Im Eisenstein-Jahr werden wir von den Filmschaffenden reich beschenkt. Seit Januar hat es schon einige gute Werke gegeben. Und es scheint, daß sich der Trend fortsetzt. Vieles, was in "Octalus" gesagt wird, dürfte in den alltäglichen Sprachgebrauch eingehen.

Ein kleiner Wermutstropfen bleibt. Ein Bekannter von der Boulevard-Presse wandte kürzlich ein, er würde sich einen Film über sehr große Schiffsunglücke niemals anschauen. Es sei einfach unmoralisch, mit dem Leid anderer Leute so viel Geld zu verdienen. Auch das ein Standpunkt in der Filmkritik. Läßt sich Tragik nur verwirklichen, wenn der Tod zu Kunst wird? Besser ist, wenn das Böse sich auf der Leinwand austobt und sonst nirgendwo. Im Kino spiegeln sich die gesellschaftlichen Verhältnisse.

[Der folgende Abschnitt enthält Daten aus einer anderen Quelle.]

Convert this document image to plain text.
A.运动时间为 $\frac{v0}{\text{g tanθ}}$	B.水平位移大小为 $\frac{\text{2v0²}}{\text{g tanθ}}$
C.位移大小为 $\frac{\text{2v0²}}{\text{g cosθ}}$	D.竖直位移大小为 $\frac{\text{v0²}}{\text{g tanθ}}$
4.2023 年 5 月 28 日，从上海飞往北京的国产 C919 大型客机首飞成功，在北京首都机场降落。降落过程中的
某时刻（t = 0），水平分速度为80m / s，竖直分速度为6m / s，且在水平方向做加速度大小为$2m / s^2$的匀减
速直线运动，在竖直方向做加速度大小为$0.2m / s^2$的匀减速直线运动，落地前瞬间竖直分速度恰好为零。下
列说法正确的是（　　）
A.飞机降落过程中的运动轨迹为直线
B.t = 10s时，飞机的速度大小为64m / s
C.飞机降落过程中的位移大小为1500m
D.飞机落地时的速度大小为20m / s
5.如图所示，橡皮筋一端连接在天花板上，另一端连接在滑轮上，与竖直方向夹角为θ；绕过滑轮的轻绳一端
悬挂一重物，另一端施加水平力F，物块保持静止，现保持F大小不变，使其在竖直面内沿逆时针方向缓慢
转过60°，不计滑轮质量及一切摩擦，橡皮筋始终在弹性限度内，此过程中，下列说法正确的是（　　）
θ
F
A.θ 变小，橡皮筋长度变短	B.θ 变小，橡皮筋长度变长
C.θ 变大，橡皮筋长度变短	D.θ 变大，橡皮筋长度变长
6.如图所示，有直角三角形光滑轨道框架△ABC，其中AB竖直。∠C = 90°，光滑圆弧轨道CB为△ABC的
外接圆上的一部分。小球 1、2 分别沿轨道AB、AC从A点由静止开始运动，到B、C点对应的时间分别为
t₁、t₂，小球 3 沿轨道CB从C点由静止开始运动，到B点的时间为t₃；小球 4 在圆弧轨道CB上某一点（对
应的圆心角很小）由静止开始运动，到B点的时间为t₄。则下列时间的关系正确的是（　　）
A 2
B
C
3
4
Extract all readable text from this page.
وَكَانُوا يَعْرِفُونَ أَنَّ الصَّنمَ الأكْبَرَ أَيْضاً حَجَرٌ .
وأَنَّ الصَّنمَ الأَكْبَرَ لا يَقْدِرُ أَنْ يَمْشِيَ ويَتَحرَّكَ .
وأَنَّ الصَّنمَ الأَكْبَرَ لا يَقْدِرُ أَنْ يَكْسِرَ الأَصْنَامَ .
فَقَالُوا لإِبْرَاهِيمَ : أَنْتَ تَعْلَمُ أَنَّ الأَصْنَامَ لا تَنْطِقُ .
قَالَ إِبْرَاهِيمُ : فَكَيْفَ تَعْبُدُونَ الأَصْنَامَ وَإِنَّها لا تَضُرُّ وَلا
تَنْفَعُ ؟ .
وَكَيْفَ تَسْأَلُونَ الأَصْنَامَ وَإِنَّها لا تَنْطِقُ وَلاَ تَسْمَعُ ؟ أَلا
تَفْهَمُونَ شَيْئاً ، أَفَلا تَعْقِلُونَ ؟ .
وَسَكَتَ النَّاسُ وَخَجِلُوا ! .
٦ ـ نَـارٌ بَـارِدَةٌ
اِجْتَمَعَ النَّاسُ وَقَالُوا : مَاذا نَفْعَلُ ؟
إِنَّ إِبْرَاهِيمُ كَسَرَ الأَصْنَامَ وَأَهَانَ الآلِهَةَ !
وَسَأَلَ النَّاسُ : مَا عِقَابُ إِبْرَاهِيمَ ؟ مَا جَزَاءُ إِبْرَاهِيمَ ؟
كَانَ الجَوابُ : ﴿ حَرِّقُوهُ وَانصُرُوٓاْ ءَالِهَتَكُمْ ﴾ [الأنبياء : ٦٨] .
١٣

Andererseits könnte man zu dem Ergebnis kommen, daß Treat Williams und Famke Janssen ein wichtiges Leinwand-Paar werden könnten. Ihr Herz schlägt von der ersten Minute füreinander und niemanden sonst. Und "Octalus" wäre dann vielleicht der spannendste, schnellste, emotionsgeladenste Liebesfilm des Jahres. Eigentlich hätte Stephen Sommers' Werk in Cannes laufen müssen. Zum Beispiel als Eröffnungsfilm - viele Kritikerinnen und Kritiker hätten sicherlich gestaunt, vielleicht ein falsches Urteil gefällt, das sie hinterher, wenn sich der Publikumserfolg erst eingestellt hat, vielleicht am liebsten hätten revidieren wollen. Deshalb ist "Octalus" ernster zu nehmen, als es zunächst den Anschein hat.

Aber wie Klaus Kreimeier in dem interessanten Buch "Filmkritik" (vor kurzem als Zusammenfassung des letztjährigen Bremer Symposiums im Schüren-Verlag erschienen) meint: Er sei nur deswegen Filmkritiker, weil er eigentlich über etwas ganz anderes schreiben wolle.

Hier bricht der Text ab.